The Hero Schliemann
The Dreamer Who Dug for Troy
by Laura Amy Schlitz
I found this delightful biography after Schlitz won this year’s Newbery Medal for her Good Masters! Sweet Ladies! Laura Amy Schlitz is a delightful writer, with a real knack for making historical figures real by sketching them with the details of their lives that help us understand who they really were.
In Heinrich Schliemann, she has a fascinating subject. Schliemann was born in 1822 in Germany and has been variously described as a brilliant archaeologist, a liar, a fraud, a treasure-hunter, and an astute, self-taught classical scholar. There’s evidence that he was all of those things.
Schlitz does an excellent job of presenting the contradictions and faults in his life, while at the same time celebrating his remarkable achievements. Schliemann is the man who found Troy. While archaeologists and classical historians were skeptical over whether such a place actually existed, Schliemann took his dog-eared copy of Homer, went to Turkey, and started digging. He found Troy. In the process, he probably clumsily obliterated a great deal of what he was looking for, but almost everyone now admits that he found Troy. He was quick to label the jewels and gold he found as Priam’s Treasure. It probably wasn’t. And Schliemann undoubtedly committed a crime when he smuggled it out of Turkey, but what he found remains remarkable. For many years, Priam’s Treasure was on display at the Pergamon museum in Berlin. It disappeared at the end of World War II, and in 1993 it went on display at the Pushkin Museum in Moscow.
One such find in a lifetime would make an archaeologist famous. But Schliemann moved from Turkey to Greece and began searching for the tomb of Agamemnon – and found it, of course. The site of Mycenae was well-known, but a reference in a classical Greek text to the tombs being within the city walls had been ignored because the space was thought to be too small. Schliemann got permission to dig in the city – and found the tombs. Here’s how Schlitz describes it:
“As Heinrich had hoped, the graves were royal tombs, and they were magnificently rich. Fifteen royal corpses were heaped with gold. The men wore gold death masks and breastplates decorated with sunbursts and rosettes. The women were adorned with gold jewelry. All around the bodies were bronze swords and dagggers inlaid with gold and silver, drinking cups made of precious stones, boxes of gold and sliver and ivory. Once again, Heinrich was half-mad with enthusiasm. “I have found an unparalleled treasure,” he wrote. “All the museums in the world put together do not possess one fifth of it. Unfortunately nothing but the glory is mine.” The tombs of Mycenae were even more spectacular than Priam’s treasure.” The artifacts were exquisite, but that was not all – many of the artifacts matched exactly the descriptions found in Homer’s Iliad.

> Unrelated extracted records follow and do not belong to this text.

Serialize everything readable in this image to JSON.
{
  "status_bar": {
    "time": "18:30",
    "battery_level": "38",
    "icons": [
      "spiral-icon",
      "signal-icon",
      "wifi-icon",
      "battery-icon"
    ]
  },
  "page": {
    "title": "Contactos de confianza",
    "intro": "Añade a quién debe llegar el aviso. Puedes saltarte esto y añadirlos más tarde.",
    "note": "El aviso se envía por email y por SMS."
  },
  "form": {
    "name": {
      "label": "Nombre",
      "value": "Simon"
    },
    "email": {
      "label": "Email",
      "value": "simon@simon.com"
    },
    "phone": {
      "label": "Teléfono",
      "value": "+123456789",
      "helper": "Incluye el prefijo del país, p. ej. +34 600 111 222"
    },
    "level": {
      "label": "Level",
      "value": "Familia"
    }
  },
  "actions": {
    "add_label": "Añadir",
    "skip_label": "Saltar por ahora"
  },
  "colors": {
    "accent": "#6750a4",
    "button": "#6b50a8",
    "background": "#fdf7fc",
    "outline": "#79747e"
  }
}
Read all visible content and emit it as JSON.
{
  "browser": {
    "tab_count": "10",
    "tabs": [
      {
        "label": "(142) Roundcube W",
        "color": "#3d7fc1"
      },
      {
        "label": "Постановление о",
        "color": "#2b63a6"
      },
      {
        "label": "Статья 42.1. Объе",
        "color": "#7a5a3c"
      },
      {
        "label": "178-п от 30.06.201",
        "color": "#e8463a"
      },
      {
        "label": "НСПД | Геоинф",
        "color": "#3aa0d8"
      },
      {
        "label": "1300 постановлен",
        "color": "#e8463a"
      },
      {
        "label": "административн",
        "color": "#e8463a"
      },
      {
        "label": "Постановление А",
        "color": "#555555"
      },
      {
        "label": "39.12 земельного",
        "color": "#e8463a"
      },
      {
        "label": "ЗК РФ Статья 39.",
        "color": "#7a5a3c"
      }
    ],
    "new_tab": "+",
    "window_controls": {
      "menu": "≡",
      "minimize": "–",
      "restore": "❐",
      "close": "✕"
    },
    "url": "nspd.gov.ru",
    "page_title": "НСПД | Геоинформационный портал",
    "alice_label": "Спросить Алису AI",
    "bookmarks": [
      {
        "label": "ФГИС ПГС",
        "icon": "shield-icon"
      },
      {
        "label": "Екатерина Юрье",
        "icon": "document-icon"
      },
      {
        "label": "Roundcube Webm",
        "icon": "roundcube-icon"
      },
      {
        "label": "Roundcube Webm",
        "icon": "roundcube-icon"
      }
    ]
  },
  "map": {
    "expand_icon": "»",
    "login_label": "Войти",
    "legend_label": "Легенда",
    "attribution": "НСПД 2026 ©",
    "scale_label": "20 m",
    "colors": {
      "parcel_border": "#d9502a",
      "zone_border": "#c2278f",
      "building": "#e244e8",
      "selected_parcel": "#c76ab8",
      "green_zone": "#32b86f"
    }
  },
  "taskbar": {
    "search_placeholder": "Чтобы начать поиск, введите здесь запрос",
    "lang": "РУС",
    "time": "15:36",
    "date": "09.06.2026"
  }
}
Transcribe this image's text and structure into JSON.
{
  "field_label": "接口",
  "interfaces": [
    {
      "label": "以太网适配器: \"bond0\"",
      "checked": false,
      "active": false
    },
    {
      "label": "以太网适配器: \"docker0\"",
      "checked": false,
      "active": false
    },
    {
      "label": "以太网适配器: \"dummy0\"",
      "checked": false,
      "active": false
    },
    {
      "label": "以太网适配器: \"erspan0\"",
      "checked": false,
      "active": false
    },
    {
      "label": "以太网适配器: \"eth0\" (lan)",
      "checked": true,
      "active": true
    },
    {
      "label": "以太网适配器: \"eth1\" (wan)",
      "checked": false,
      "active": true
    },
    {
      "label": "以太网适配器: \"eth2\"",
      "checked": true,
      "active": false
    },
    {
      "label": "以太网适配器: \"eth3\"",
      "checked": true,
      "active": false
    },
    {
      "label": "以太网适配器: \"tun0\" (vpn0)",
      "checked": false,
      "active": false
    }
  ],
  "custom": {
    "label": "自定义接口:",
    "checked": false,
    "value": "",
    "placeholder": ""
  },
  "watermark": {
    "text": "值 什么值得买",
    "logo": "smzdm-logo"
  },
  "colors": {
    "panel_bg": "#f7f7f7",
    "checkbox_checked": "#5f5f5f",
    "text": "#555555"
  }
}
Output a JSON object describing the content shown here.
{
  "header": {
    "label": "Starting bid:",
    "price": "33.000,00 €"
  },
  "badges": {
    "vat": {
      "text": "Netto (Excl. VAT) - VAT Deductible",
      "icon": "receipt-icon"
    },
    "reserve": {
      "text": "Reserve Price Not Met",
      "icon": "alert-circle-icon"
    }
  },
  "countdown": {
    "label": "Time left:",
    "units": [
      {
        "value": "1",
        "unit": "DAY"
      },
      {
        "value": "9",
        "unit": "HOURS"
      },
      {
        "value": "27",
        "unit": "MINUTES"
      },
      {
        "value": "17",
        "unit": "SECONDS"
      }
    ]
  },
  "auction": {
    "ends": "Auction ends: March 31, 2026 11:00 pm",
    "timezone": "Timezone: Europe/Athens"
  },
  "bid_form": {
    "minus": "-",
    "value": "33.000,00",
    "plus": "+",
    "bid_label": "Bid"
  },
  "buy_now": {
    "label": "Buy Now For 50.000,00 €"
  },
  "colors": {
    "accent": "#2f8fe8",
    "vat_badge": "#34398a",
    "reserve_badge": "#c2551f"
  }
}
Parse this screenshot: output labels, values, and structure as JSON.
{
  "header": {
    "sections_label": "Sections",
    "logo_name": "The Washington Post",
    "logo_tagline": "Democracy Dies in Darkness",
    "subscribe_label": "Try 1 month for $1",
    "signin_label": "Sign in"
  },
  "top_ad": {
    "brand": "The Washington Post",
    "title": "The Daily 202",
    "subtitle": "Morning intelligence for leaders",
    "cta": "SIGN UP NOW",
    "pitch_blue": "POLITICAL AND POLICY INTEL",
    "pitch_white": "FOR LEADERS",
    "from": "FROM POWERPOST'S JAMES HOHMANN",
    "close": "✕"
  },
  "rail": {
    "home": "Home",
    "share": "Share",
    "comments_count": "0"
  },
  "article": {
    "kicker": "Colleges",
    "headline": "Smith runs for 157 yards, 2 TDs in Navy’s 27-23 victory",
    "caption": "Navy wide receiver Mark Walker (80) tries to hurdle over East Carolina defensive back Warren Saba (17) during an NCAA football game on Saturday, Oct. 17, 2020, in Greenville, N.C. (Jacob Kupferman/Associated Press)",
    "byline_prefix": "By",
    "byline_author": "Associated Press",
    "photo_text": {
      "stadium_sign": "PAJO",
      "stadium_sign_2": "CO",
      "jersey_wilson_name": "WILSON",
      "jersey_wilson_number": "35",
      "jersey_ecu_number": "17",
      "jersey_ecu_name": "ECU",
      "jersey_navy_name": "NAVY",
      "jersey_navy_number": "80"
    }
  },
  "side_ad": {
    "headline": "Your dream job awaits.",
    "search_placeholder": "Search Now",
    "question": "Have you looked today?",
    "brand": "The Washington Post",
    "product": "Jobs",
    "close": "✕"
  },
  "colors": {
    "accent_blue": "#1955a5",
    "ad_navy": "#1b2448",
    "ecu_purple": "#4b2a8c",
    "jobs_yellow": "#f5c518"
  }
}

Wine cups, swords, jewels, bracelets, helmets – everything was in keeping with Homer’s Bronze Age world.”
Can you see why I really enjoyed this biography? It works on two levels – as an account of how the historical reality of Homer’s world was confirmed by nineteenth century archeology, AND as an account of a fascinating, bold, entrepreneurial amateur – part huckster, part con-man, but highly intelligent, larger than life and favored by fortune.
The book is a 6.5″ x 9.25″ hardback, 72 pages with black & white illustrations throughout. Reading level is upper elementary / junior high – but high school and adult will find the information quite interesting and the narrative style very engaging.